Missions run on Columbia include high-fidelity simulations of the Space Shuttle vehicle and launch systems, hurricane track prediction, global ocean circulation, and the physics of supernova detonations.

==History==
Columbia debuted as the second most powerful supercomputer on the TOP500 list in November 2004 at a LINPACK rating of 51.87 teraflops, or 51.87 trillion floating point calculations per second. By June 2007 it had dropped to 13th.

It was originally composed of 20 interconnected SGI Altix 3700 512-processor multi-rack systems running SUSE Linux Enterprise, using Intel Itanium 2 Montecito and Montvale processors. In 2006, NASA and SGI added four new Altix 4700 nodes containing 256 dual-core processors, which decreased the physical footprint and the power cost of the supercomputer. The nodes were connected with InfiniBand single and double data rate (SDR and DDR) cabling with transfer speeds of up to 10 gigabits per second.

The SGI Altix platform was selected due to a positive experience with Kalpana, a single-node Altix 512-CPU system built and operated by NASA and SGI and named after Columbia astronaut Kalpana Chawla, the first Indian-born woman to fly in space. Kalpana was later integrated into the Columbia supercomputer system as the first node of twenty.

At its peak, Columbia had a total of 10,240 processors and 20 terabytes of memory, 440 terabytes of online storage utilizing SGI's CXFS filesystem, and 10 petabytes of archival tape storage. The Project Columbia team, composed mostly of computer scientists and engineers from NAS, SGI, and Intel, were awarded the Government Computer News (GCN) Agency Award for Innovation in 2005 for deploying Columbia's original 10,240 processors in an unprecedented 120 days.

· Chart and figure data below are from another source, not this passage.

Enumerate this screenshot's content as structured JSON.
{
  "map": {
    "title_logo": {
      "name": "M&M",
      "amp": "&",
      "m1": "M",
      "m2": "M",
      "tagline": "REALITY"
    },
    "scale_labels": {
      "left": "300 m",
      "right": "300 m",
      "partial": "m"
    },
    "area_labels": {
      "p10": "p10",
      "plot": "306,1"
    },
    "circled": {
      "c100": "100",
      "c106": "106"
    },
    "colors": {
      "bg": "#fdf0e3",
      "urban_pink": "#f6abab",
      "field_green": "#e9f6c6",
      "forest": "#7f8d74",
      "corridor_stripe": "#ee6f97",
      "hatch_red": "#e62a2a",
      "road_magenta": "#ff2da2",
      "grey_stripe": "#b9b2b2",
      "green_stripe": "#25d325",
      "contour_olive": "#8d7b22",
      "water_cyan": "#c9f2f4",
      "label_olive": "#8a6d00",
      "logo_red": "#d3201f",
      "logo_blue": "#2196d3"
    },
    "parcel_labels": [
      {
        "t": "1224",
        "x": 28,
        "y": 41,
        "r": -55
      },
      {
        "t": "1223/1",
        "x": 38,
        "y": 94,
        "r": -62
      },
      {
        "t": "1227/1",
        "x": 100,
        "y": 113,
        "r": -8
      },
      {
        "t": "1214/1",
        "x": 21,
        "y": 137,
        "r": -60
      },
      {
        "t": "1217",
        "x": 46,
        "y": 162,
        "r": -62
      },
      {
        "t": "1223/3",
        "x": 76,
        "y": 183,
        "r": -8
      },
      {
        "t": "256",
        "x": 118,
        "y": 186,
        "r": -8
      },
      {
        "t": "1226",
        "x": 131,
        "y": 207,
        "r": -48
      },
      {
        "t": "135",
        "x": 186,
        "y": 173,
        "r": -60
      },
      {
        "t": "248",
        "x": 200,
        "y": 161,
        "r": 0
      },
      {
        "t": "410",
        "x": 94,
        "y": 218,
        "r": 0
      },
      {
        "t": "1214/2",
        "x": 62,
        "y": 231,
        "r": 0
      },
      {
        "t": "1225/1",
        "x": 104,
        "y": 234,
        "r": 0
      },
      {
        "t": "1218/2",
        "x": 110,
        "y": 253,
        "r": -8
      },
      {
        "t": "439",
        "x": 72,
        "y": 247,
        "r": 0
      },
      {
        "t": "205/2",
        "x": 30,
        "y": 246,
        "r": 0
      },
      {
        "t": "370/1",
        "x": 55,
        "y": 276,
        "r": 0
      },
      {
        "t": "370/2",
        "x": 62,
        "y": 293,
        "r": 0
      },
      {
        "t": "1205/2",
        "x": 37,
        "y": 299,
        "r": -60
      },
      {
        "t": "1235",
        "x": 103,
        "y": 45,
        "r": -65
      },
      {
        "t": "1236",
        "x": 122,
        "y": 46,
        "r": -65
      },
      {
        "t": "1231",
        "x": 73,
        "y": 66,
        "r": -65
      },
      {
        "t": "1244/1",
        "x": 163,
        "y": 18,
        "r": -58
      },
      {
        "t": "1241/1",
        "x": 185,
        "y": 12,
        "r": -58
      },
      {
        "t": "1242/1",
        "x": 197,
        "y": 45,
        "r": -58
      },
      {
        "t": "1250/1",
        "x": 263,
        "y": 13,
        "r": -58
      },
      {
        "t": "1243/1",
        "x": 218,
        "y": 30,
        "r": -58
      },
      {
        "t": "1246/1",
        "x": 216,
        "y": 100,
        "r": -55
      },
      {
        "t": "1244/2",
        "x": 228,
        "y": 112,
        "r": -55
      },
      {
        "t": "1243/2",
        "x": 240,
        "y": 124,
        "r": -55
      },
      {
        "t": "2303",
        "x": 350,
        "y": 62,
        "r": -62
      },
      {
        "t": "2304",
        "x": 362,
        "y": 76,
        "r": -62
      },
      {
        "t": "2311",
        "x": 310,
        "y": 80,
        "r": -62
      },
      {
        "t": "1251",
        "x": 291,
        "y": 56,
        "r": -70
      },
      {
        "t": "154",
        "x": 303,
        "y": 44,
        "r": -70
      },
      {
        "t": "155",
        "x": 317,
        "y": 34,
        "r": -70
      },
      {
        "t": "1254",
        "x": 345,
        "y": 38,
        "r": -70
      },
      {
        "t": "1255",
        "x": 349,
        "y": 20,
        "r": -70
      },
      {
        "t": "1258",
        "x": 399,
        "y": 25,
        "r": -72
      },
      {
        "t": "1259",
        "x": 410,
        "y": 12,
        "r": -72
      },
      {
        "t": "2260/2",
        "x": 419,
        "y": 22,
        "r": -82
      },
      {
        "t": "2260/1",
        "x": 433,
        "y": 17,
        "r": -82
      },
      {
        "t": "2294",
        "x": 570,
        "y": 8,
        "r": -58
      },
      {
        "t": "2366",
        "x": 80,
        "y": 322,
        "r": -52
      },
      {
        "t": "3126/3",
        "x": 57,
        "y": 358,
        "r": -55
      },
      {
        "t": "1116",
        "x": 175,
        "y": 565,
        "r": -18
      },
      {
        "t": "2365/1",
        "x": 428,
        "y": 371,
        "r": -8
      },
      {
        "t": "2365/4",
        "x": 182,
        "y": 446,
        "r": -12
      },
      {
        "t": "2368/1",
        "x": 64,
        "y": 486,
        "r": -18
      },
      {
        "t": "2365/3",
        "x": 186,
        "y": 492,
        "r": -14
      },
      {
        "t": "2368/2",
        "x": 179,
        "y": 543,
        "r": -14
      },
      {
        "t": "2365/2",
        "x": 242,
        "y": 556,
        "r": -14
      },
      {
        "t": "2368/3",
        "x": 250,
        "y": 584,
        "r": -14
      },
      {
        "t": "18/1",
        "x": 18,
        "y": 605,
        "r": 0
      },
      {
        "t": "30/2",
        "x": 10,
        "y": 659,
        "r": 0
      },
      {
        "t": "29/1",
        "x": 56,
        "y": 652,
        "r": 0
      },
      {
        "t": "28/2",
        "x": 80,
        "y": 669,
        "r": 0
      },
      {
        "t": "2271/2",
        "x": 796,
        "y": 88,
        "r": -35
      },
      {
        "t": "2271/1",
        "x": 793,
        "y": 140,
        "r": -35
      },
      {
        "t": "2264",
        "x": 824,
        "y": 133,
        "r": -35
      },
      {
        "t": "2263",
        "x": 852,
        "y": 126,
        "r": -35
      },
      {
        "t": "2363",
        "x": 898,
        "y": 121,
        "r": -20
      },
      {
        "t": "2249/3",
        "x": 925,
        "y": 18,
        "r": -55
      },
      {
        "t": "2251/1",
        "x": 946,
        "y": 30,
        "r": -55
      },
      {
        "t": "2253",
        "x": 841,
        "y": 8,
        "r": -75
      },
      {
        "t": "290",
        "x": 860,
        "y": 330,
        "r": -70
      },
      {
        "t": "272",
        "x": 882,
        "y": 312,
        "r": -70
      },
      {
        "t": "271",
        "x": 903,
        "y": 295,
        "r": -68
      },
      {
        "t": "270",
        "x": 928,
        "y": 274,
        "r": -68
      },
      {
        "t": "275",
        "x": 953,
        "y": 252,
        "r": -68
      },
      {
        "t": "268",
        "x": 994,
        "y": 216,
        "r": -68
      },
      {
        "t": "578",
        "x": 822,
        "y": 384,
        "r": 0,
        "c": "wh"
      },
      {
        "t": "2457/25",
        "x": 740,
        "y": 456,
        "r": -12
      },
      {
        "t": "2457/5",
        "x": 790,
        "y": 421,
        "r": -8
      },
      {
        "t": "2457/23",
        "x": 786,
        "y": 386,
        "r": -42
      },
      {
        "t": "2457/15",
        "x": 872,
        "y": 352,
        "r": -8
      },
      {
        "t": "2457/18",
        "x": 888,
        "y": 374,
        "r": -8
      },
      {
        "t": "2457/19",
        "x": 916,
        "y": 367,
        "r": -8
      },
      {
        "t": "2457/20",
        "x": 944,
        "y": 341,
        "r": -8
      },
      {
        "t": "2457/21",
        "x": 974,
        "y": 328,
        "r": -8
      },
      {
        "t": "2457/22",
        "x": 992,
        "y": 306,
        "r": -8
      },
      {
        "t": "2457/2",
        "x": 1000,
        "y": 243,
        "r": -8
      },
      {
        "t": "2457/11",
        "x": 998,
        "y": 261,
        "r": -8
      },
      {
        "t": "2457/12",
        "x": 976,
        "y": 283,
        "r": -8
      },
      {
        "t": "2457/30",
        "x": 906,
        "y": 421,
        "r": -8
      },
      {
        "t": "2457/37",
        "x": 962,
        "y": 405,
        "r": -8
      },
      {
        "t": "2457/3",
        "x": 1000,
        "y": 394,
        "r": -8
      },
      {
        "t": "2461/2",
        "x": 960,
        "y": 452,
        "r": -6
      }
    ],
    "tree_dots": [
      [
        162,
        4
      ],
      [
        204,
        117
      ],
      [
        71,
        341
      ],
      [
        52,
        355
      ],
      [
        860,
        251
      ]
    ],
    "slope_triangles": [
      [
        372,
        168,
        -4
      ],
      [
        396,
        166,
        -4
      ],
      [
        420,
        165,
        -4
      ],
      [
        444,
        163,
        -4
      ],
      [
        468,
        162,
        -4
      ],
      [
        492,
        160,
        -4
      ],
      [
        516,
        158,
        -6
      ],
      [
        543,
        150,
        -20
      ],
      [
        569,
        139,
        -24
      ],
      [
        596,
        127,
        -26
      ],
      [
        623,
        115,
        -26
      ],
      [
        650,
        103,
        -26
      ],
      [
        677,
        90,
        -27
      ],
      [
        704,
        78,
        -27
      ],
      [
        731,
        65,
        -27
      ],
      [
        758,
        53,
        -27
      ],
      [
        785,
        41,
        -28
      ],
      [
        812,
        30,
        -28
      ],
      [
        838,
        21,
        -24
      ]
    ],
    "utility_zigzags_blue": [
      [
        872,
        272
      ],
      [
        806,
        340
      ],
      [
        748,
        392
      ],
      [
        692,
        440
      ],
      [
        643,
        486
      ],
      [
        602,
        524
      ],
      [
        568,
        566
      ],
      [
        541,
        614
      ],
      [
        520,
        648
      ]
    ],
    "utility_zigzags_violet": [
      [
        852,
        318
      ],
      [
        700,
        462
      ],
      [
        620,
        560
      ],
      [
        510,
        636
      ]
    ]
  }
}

It was slowly phased out as its successors at NAS, the petascale Pleiades supercomputer and the Endeavour shared-memory system, expanded to meet with NASA's growing high-end computing needs. At the time of its decommissioning in March 2013, Columbia was made up of four nodes over 40 SGI Altix 4700 racks, containing Intel Itanium 2 Montecito and Montvale processors to make up a total of 4,608 cores with a theoretical peak of 30 teraflops and total memory of 9 terabytes.